What do I say this is curious? Because it is the position of the Catholic Church (or, at least, of Her current leadership) that the sorts of acts Prof. Myers claims to have performed ought to be against the law. Pope Benedict, for example, said the following back in 2006:

I do not wish to enter into the complex discussion of recent years, but to highlight one issue that is fundamental to all cultures: respect for that which another group holds sacred, especially respect for the sacred in the highest sense, for God, which one can reasonably expect to find even among those who are not willing to believe in God. When this respect is violated in a society, something essential is lost. In European society today, thank goodness, anyone who dishonors the faith of Israel, its image of God, or its great figures must pay a fine. The same holds true for anyone who dishonors the Koran and the convictions of Islam. But when it comes to Jesus Christ and that which is sacred to Christians, freedom of speech becomes the supreme good. This case illustrates a peculiar Western self-hatred that is nothing short of pathological.

Similarly, during the controversy over the Danish Mohamed cartoons, the Vatican press office issued a statement declaring that “the right to freedom of thought and expression, sanctioned by the Declaration of the Rights of Man, cannot imply the right to offend the religious sentiment of believers,” and that governments “might and should intervene eventually according to the principles of national legislation.”

Not only that, but the reluctance I suspect most Vox Nova readers would have at criminalizing blasphemy or religiously offensive speech is, if not a uniquely American trait, then at least a particularly American one. While Americans are generally speaking more religious than Europeans, they are also less likely to think that religious blasphemy should be against the law. And while no break down is given by religious denomination, my guess is that American Catholics would not favor such laws at a higher rate than the general population.

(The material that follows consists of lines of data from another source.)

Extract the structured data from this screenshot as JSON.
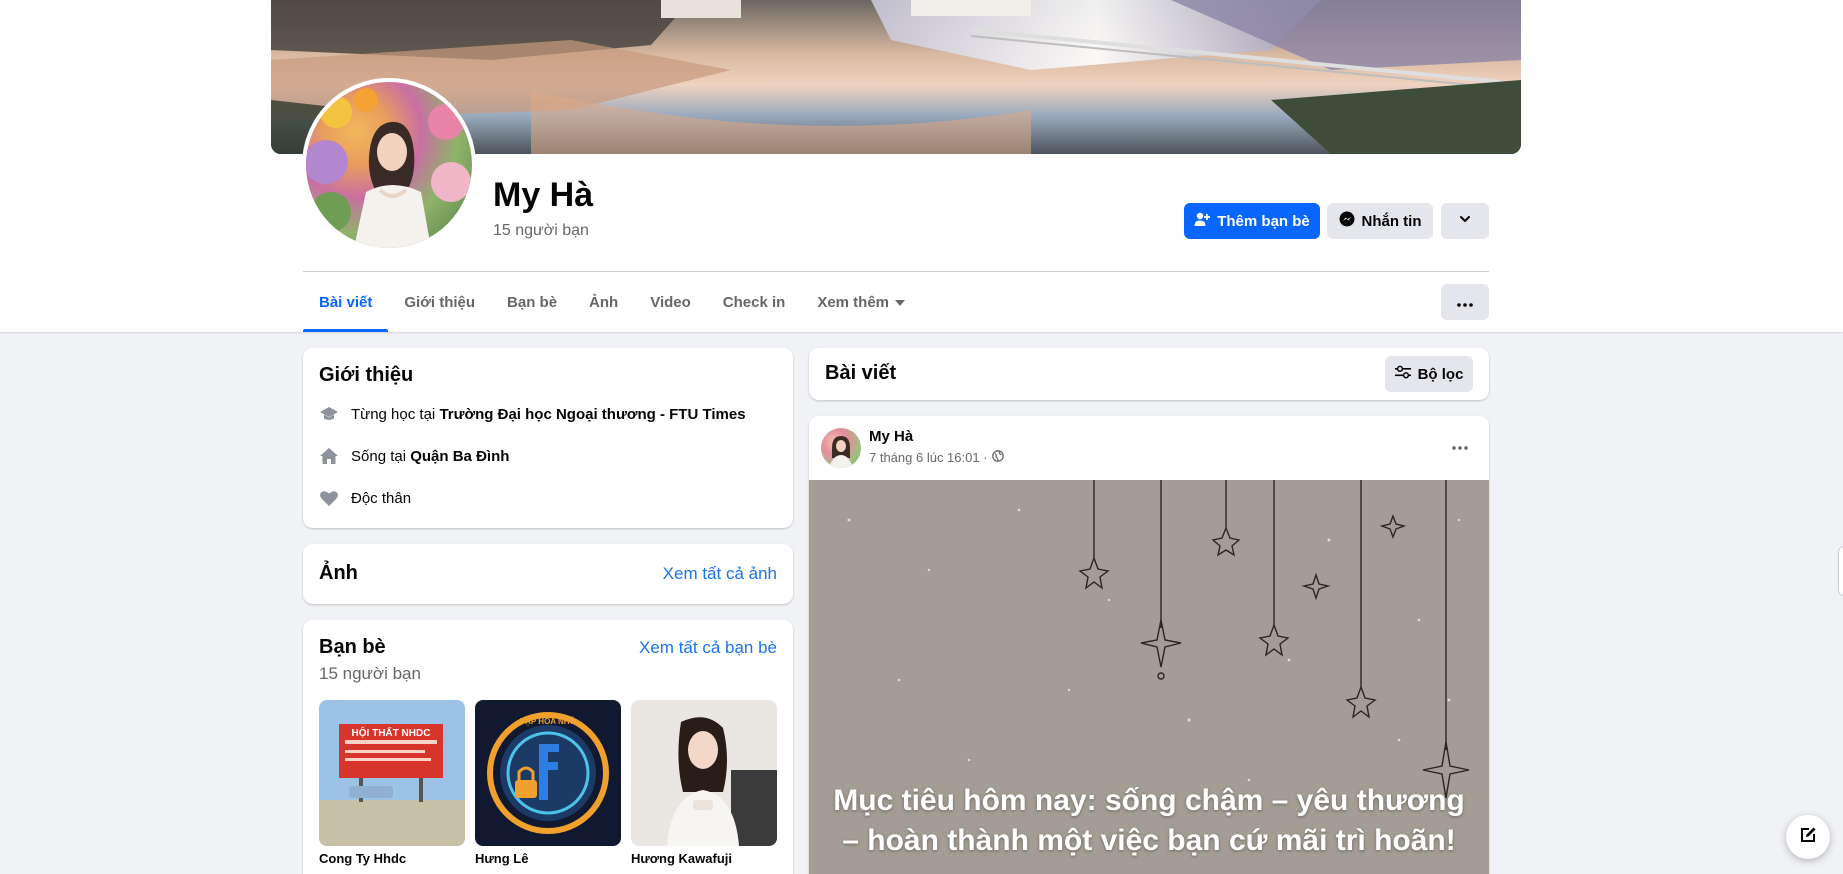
{
  "profile": {
    "name": "My Hà",
    "friend_count": "15 người bạn"
  },
  "actions": {
    "add_friend": "Thêm bạn bè",
    "message": "Nhắn tin"
  },
  "tabs": [
    {
      "label": "Bài viết",
      "active": true
    },
    {
      "label": "Giới thiệu"
    },
    {
      "label": "Bạn bè"
    },
    {
      "label": "Ảnh"
    },
    {
      "label": "Video"
    },
    {
      "label": "Check in"
    },
    {
      "label": "Xem thêm"
    }
  ],
  "intro": {
    "title": "Giới thiệu",
    "education_prefix": "Từng học tại",
    "education_value": "Trường Đại học Ngoại thương - FTU Times",
    "lives_prefix": "Sống tại",
    "lives_value": "Quận Ba Đình",
    "relationship": "Độc thân"
  },
  "photos": {
    "title": "Ảnh",
    "see_all": "Xem tất cả ảnh"
  },
  "friends": {
    "title": "Bạn bè",
    "see_all": "Xem tất cả bạn bè",
    "count": "15 người bạn",
    "items": [
      {
        "name": "Cong Ty Hhdc",
        "sign_text": "HỘI THẤT NHDC"
      },
      {
        "name": "Hưng Lê",
        "logo_text": "TẬP HỒA NHỎ"
      },
      {
        "name": "Hương Kawafuji"
      }
    ]
  },
  "posts": {
    "title": "Bài viết",
    "filter": "Bộ lọc"
  },
  "post": {
    "author": "My Hà",
    "time": "7 tháng 6 lúc 16:01 ·",
    "quote": "Mục tiêu hôm nay: sống chậm – yêu thương – hoàn thành một việc bạn cứ mãi trì hoãn!"
  },
  "colors": {
    "primary": "#0866ff",
    "link": "#1a73e8",
    "background": "#f0f2f5",
    "secondary_text": "#65676b",
    "button_gray": "#e4e6eb"
  },
  "icons": [
    "add-friend-icon",
    "messenger-icon",
    "chevron-down-icon",
    "more-dots-icon",
    "graduation-cap-icon",
    "home-icon",
    "heart-icon",
    "filter-icon",
    "globe-icon",
    "compose-icon"
  ]
}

Nevertheless, I’m inclined to think that the Pope is simply wrong on this one (and I suspect that deep down even those who often accuse American Catholics of “Americanism” wouldn’t disagree). Criminalizing speech because it might be offensive to some religious group is just a really bad idea, and while the double standard the Pope notes is real, the solution is not to simply add Catholics to the list of groups one is forbidden to criticize, but to get rid of the list altogether.